- O primeiro-ministro do Paquistão afirmou que um acordo para encerrar a guerra no Oriente Médio está próximo de ser finalizado, possivelmente em até vinte e quatro horas.
- O texto em negociação prevê a reabertura do Estreito de Ormuz e a suspensão do bloqueio naval dos EUA aos portos iranianos.
- O Irã quer cobrar navios pelos serviços no trânsito pelo estreito, enquanto o acordo prevê etapas para destruição ou remoção de urânio altamente enriquecido.
- Segundo autoridades, há previsão de suspensão gradual das sanções ao Irã e liberação de bilhões de dólares em ativos congelados.
- O acordo também pode incluir um cessar-fogo no Líbano, além de avanços sobre o programa nuclear iraniano, com termos a serem definidos nos sessenta dias após a assinatura.
O primeiro-ministro do Paquistão, Shehbaz Sharif, afirmou que um acordo para encerrar a guerra no Oriente Médio está mais próximo do que nunca, com assinatura eletrônica prevista nas próximas 24 horas. O Paquistão participa ativamente das negociações, buscando uma base para paz duradoura.
Segundo Sharif, o pacto deve iniciar uma fase de negociações técnicas na semana seguinte, após a assinatura eletrônica. As declarações foram publicadas pelo líder paquistanês em X, destacando o papel do país no processo.
O contexto envolve tensões recentes entre Irã, EUA e Israel, que resultaram em ataques e interrupção do tráfego no Estreito de Ormuz. O Comando Central dos EUA informou ter interceptado drones iranianos destinados a navios comerciais na região.
Pontos-chave do acordo
Fontes vinculadas às negociações indicam que o entendimento prevê o fim da guerra e a reabertura do Estreito de Ormuz, além da suspensão gradual de sanções aos iranianos. Informações de autoridades da região apontam para liberação de ativos iranianos congelados.

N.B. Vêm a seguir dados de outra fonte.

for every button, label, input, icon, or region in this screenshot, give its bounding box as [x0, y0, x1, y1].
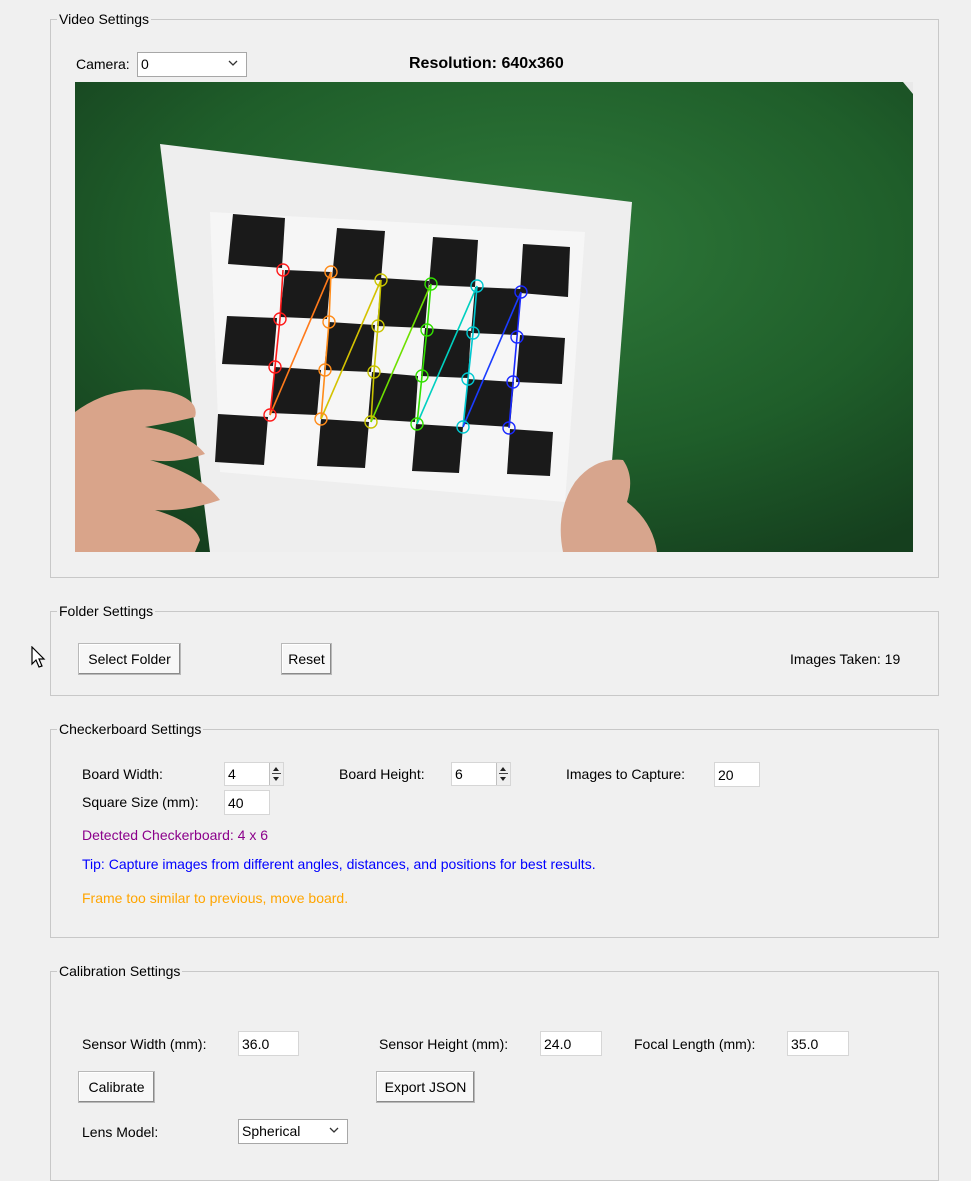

O Irã defenderia a cobrança de serviços de trânsito no Estreito de Ormuz, medida que gerou controvérsia jurídica internacional. O objetivo é permitir a passagem de petróleo e gás, com uma previsível normalização do comércio regional.
Entre os temas em discussão, está o prazo de 60 dias para tratar o programa nuclear iraniano, com possibilidade de prorrogação acordada entre as partes. Autoridades dos EUA sinalizam remoção de urânio de Teerã nesse período.
Acordos sobre o Líbano também aparecem como condição. O Irã tem defendido um cessar-fogo na região, enquanto Israel mantém ações independentes em território libanês, Síria e Gaza. O processo segue com a expectativa de assinatura nos próximos dias.